By: Nona Saharan
“I had this idea of somebody seeing something from their commute. I also separately had this character in my head, Rachel: an unreliable alcoholic that has memory problems. I built my story off of those two things. It doesn’t really sound like a smash hit, does it?” The result was exactly the opposite. Quickly pulling the attention of readers worldwide upon its release, award-winning mystery novel The Girl on the Train, written by Paula Hawkins, is one of the fastest-selling mystery novels of all time and credited as Goodreads Choice Awards of Best Mystery & Thriller book of 2015.
A multi-perspective story, The Girl on the Train begins with Rachel, a 33 year-old alcoholic whose recent divorce from ex-husband Tom has taken a massive toll on her social and mental stability. Her daily train commute to the bustling city of London means passing countless numbers of track-side houses, including the one she and Tom shared while married. From her view from the train, Rachel also bears witness to the lives of what she believes to be the perfect couple, nicknaming them “Jason and Jess”. It wasn’t until one day, when Rachel saw something from the train, that she got herself involved with the messes of the lives she’d only watched from afar, uncovering secrets that made her realize the people around her were far more sinister than they seemed. Deeper into the novel, readers get to follow the story from the eyes of Tom’s new wife Anna, “Jess”, and Rachel herself, each chapter contextualizing the events that transpired in the one before.
Hawkins’ fast-paced psychological thriller is widely recognized for many things, but the compelling and prevalent female characters is what largely sets The Girl on the Train apart from other mystery novels of the genre. Each of them, with strikingly different personalities, highlights the qualities of the others and encourages the massive character development that happens within the book. Time jumps and flashbacks scattered throughout provide additional context and reason for the characters’ behaviours and actions, while simultaneously carrying an important theme of being aware and sympathetic of the pasts of others. As any classic thriller does, the spiraling whirlwind of the lives of Anna, “Jess”, and Rachel emphasizes the idea that not everything is as it seems.

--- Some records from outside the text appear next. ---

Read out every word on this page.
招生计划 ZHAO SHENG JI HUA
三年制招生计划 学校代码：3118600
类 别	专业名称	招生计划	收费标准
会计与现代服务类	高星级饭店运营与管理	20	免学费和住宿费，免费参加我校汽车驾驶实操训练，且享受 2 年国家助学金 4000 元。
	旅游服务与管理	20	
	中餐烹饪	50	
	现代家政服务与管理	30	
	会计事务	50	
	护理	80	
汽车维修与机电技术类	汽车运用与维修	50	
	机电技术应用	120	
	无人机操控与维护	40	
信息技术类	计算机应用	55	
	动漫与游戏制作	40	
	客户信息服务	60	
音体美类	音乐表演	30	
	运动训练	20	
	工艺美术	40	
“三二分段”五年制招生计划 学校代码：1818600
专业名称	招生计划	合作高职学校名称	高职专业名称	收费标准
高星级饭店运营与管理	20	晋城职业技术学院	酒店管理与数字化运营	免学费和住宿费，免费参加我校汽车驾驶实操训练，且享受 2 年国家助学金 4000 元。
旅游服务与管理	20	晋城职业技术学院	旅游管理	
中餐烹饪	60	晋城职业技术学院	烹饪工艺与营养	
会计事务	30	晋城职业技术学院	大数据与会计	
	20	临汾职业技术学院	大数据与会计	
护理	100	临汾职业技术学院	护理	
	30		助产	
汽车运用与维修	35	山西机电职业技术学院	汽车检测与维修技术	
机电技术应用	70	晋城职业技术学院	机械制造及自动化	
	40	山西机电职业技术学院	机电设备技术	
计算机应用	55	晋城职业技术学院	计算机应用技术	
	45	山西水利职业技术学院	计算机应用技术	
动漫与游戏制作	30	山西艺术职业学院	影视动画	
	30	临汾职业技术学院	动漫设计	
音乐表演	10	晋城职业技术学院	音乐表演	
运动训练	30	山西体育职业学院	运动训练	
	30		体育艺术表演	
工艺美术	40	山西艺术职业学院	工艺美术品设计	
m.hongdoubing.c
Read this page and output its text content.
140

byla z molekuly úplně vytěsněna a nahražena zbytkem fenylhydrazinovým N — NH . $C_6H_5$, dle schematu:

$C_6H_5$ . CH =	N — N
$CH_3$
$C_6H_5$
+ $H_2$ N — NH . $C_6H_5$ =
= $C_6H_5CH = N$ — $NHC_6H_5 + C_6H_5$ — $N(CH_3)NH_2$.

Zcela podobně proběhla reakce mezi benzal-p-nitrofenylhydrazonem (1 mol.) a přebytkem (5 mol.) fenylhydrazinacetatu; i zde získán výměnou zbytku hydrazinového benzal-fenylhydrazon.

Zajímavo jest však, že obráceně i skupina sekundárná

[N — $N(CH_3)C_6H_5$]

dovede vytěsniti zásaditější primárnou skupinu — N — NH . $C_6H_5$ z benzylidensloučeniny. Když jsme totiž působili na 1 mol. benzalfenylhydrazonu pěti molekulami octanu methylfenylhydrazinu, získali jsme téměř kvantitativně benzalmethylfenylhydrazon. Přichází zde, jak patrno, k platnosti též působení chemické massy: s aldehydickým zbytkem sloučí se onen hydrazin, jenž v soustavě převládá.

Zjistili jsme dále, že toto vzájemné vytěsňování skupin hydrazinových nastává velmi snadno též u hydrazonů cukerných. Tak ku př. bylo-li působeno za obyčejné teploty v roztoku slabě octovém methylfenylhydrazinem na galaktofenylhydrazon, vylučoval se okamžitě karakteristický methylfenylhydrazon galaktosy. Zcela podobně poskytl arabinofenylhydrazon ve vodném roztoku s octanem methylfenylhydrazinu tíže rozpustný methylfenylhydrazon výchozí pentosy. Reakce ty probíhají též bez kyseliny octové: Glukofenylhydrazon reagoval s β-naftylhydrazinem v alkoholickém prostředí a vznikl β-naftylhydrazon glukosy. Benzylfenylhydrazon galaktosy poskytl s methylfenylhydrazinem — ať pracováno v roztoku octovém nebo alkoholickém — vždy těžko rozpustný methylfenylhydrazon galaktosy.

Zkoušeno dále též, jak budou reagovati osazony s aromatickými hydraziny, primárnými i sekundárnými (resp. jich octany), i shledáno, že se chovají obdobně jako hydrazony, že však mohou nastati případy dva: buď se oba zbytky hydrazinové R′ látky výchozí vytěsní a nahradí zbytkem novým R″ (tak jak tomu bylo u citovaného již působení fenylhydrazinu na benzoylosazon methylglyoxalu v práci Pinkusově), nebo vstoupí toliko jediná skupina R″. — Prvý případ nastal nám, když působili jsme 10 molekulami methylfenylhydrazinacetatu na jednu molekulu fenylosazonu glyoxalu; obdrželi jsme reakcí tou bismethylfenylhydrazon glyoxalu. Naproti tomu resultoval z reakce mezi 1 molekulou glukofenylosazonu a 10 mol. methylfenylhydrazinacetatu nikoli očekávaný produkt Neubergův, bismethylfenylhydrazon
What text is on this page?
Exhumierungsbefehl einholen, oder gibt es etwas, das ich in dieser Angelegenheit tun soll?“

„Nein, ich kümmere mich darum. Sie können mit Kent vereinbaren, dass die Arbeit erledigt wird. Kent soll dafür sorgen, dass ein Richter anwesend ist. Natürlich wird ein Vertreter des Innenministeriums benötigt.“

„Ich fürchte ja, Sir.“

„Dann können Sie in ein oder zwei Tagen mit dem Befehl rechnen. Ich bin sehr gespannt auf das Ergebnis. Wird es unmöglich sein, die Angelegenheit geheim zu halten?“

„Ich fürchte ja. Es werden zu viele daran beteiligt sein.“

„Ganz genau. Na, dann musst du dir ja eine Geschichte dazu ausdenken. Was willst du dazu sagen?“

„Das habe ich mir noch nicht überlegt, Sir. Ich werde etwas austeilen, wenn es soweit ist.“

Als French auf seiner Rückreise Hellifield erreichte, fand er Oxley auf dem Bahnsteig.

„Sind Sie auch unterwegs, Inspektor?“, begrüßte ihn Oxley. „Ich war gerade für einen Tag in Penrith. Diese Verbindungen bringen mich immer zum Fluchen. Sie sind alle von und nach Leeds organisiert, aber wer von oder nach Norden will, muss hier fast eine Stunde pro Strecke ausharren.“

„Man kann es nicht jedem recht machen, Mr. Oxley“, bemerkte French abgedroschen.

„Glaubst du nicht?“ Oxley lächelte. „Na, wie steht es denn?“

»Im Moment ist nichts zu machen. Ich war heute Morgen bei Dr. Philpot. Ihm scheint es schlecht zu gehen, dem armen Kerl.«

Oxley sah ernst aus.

Undeniably captivating and meticulously written, The Girl on the Train without a doubt lives up to the extensive and leading reputation that it has maintained for years since its publication. Hawkins’ inclusion of flawed protagonists was a relieving break from the elementary heroes of realistic fiction, thereby elevating the reader’s ability to connect with characters they followed chapter-by-chapter. Along the way, I found myself gasping at the innumerable end-of-chapter cliffhangers and the vast amounts of tension built behind the incredibly well-thought-out plot. All in all, this book remains one of my favorites and is perfect for those who want to dip their toes into the vast genre of crime fiction. In short, if you’ve ever wanted to vicariously live through a mystery, The Girl on the Train is perfect for you. But just remember: you never know who’s telling the truth.